According to UN General Assembly resolution 194 of 1948, Palestinian refugees have the right to return to their homes and to receive compensation.
The issues of refugees, frontiers and Jerusalem are among the final status questions which Netanyahu refused to consider during indirect talks underway since April.
Rababaa said that the relaunch of direct talks in Washington with Netanyahu's participation 'will give the false impression to the world that his extremist government is seeking the establishment of peace.'
In addition to Netanyahu, Palestinian President Mahmoud Abbas and the representative for the Middle East quartet, Tony Blair, Jordan's King Abdullah II and Egyptian President Hosny Mubarak will also attend.
Jordan and Egypt were picked to join the conference since they are the only two Arab states to have concluded official peace treaties with Israel, Oreib Rentawi, director of the Amman-based al-Quds Centre for Political Studies, said.

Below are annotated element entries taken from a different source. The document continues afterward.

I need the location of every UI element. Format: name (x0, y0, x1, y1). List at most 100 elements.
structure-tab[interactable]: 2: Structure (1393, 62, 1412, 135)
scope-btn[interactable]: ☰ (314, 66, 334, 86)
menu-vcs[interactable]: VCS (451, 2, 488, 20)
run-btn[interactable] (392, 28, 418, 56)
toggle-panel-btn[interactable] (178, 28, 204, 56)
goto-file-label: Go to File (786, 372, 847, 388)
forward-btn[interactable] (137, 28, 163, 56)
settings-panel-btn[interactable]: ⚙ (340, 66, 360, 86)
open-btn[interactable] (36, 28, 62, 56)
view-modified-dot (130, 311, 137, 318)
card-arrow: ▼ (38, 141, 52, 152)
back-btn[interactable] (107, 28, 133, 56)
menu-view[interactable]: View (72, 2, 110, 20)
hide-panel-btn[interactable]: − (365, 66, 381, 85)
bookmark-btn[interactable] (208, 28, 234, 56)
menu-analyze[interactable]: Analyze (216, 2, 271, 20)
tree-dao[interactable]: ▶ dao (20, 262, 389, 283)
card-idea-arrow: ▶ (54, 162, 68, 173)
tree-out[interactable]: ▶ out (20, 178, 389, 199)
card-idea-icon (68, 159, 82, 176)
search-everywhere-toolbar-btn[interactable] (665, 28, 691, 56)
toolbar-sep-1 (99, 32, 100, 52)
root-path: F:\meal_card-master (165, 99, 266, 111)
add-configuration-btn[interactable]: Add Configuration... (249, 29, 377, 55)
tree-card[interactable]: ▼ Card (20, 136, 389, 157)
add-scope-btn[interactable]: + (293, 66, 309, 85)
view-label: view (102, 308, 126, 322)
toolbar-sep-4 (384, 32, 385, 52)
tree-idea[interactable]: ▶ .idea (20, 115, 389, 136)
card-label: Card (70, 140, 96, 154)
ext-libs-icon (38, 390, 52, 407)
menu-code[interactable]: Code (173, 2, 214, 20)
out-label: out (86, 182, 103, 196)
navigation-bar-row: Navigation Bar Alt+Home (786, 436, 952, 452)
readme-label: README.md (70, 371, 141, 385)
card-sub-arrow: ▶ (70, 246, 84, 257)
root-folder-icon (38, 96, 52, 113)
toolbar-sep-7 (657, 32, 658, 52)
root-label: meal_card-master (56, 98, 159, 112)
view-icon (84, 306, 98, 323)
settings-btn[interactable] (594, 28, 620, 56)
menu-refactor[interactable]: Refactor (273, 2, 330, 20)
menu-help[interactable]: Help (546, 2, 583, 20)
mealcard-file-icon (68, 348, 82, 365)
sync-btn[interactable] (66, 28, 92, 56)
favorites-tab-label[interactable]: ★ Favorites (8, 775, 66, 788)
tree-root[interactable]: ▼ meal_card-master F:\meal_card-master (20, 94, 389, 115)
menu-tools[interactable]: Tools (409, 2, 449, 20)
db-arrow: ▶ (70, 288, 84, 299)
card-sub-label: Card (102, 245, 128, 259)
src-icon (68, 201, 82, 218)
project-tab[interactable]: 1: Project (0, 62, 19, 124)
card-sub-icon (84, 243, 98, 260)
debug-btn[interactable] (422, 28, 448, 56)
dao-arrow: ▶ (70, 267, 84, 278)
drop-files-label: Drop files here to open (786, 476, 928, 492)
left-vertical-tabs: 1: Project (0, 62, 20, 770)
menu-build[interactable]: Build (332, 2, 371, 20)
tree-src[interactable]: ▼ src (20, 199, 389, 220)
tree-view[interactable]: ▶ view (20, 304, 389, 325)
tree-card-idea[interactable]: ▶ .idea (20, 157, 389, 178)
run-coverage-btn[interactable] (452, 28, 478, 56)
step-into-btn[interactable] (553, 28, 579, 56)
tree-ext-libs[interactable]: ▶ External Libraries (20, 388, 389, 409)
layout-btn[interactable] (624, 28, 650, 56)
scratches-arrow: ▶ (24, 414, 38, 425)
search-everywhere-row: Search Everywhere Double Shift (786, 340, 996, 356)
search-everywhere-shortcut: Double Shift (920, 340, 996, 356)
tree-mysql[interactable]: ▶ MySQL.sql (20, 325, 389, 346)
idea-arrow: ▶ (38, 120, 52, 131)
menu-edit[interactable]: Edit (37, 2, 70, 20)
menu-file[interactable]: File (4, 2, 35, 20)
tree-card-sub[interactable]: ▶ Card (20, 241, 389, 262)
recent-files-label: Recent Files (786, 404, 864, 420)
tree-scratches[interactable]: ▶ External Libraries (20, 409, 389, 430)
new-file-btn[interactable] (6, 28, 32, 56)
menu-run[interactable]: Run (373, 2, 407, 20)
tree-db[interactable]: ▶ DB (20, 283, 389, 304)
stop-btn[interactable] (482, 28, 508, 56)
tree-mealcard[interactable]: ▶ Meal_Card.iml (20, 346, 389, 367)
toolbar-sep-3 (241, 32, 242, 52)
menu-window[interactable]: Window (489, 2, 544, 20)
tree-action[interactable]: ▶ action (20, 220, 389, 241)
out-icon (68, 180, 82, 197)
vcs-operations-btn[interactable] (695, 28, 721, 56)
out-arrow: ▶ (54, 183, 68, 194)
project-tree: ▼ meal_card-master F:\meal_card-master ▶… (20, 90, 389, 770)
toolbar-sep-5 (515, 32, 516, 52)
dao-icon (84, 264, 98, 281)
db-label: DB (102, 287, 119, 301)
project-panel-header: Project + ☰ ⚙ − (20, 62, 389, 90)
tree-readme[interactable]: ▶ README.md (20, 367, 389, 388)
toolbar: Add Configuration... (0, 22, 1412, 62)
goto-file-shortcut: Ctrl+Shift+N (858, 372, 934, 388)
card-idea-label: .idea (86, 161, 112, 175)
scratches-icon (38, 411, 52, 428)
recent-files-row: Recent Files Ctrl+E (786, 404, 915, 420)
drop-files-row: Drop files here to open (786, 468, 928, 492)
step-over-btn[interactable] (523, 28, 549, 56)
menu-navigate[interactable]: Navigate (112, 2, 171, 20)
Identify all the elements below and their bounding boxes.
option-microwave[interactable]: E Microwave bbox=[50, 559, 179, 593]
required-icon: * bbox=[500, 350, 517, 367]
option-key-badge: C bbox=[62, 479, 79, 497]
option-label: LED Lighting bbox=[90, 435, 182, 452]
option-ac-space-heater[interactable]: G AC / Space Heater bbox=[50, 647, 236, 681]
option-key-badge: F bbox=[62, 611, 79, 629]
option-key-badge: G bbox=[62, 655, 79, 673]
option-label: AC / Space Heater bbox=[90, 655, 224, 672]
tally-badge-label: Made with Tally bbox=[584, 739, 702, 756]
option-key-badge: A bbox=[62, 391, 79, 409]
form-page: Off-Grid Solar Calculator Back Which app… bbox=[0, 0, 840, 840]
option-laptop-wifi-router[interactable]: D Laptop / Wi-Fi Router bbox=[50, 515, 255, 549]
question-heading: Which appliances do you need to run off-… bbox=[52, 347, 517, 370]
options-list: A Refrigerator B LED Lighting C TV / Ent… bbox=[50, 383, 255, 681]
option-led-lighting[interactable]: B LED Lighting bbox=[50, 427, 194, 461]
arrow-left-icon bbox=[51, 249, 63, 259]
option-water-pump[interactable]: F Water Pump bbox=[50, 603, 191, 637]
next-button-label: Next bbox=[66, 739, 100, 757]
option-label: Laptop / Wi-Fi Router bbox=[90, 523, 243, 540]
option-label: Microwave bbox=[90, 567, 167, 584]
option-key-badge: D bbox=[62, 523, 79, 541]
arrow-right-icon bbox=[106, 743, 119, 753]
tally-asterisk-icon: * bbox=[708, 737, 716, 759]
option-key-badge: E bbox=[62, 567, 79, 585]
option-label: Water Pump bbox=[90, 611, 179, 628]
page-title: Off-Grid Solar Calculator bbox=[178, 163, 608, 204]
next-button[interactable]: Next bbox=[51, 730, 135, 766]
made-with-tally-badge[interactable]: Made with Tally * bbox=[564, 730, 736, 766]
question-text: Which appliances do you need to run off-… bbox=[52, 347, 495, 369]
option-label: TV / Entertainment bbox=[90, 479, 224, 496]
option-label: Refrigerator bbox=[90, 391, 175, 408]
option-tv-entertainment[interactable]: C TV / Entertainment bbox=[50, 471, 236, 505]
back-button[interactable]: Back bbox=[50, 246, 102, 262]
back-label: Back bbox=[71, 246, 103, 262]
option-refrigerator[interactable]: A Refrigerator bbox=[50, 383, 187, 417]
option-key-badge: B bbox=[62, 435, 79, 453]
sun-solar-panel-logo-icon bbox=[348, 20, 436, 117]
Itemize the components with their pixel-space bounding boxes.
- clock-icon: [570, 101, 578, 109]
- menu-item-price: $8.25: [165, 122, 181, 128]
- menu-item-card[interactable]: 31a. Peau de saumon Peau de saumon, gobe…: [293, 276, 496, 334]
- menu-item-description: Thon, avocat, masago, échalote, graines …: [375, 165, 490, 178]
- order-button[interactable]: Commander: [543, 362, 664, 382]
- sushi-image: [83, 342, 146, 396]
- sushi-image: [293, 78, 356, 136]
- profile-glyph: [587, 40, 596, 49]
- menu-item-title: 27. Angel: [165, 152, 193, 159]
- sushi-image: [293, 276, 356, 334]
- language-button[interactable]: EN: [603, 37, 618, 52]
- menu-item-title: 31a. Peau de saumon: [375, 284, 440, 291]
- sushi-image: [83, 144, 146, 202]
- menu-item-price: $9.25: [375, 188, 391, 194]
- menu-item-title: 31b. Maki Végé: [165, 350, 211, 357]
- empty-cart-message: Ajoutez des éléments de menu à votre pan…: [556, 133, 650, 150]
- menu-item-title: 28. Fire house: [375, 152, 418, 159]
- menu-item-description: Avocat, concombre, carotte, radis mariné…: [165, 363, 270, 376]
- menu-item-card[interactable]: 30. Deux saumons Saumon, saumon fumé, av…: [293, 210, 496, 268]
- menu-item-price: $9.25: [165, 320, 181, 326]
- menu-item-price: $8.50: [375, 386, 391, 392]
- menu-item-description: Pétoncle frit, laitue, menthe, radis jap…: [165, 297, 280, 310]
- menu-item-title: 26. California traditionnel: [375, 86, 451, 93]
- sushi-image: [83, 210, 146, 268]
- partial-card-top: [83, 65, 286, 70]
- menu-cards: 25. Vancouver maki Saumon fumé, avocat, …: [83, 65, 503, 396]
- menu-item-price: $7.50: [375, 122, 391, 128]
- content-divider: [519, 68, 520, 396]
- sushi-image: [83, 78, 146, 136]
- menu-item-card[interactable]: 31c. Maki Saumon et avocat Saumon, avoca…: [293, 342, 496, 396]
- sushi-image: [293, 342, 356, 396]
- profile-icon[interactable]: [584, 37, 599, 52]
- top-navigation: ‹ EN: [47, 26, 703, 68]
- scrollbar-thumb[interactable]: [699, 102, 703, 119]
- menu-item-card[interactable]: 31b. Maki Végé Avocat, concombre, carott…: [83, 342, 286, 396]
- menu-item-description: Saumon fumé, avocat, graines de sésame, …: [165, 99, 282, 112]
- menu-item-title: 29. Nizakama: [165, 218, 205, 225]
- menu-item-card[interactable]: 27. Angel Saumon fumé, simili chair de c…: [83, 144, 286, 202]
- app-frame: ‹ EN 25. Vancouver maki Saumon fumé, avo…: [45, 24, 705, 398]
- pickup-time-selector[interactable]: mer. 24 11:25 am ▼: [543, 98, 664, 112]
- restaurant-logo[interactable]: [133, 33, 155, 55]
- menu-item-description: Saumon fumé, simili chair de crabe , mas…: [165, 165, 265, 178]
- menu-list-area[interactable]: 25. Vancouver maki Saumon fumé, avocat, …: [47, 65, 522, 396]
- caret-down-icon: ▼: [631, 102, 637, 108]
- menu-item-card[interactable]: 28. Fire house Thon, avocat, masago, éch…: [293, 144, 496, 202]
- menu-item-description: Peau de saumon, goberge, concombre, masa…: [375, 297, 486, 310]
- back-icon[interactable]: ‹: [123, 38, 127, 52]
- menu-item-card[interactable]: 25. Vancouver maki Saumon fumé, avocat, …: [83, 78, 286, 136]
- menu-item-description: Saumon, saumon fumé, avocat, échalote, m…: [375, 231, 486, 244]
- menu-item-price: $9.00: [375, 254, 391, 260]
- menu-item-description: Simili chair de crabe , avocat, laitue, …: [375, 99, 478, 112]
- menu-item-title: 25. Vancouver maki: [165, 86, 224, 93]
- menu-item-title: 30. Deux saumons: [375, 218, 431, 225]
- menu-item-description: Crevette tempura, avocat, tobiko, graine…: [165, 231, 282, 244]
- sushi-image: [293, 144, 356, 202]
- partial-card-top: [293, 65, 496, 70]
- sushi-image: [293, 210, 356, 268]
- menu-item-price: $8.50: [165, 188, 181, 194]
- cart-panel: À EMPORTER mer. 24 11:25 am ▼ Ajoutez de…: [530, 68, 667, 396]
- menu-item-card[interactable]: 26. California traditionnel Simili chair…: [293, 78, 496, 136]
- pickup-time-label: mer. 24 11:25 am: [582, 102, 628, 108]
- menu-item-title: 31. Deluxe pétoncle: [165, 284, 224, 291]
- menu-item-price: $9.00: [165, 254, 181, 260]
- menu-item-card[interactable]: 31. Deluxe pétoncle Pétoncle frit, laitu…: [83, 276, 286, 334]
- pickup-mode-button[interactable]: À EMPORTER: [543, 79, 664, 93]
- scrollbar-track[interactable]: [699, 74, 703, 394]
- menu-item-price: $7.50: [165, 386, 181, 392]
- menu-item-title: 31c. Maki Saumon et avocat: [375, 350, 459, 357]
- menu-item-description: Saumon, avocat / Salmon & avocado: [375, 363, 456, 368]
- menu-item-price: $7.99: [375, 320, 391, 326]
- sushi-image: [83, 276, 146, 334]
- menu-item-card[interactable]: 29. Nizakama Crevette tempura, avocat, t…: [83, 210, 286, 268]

Jordanian and other Arab editorialists have expressed fears that the involvement of Jordan and Egypt could provide a 'cover-up' for Netanyahu's government to go ahead with unilateral machinations in East Jerusalem and the West Bank.
Netanyahu confirmed on Sunday that his government intended to end the freeze on settlement building in the West Bank when it expires on September 26.
'I don't believe the direct talks will lead to a peace agreement, simply because the Israelis are unable and unwilling to work out such settlement,' Rentawi told dpa.
'The Israelis are apparently in a bid to win time. This is clear from their insistence on the Jewish nature of their state and their emphasis on the security doctrine,' he said.
Rentawi pointed out that Obama had succeeded in putting pressure on Abbas to withdraw preconditions for talks - such as the cessation of settlement building and the establishment of an independent Palestinian state within the 1967 borders with East Jerusalem as its capital.
'On the other hand, Obama had backed down twice versus Netanyahu over the past year, giving the impression that he is unable to put any pressure on Israel to comply with the requirements of peace as provided for in the quartet's statements,' he said.
The quartet said in its latest statement last week that the direct talks should 'lead to a settlement, negotiated between the parties, that ends the occupation which began in 1967 and results in the emergence of an independent, democratic and viable Palestinian state living sided by side in peace and security with Israel and its other neighbours.'
The Palestinians, Egypt and Jordan are pushing for the provisions of the Arab peace initiative, which offers Israel recognition by all Arab states if it pulls out from all Arab lands it occupied in the 1967 war, including East Jerusalem, he said.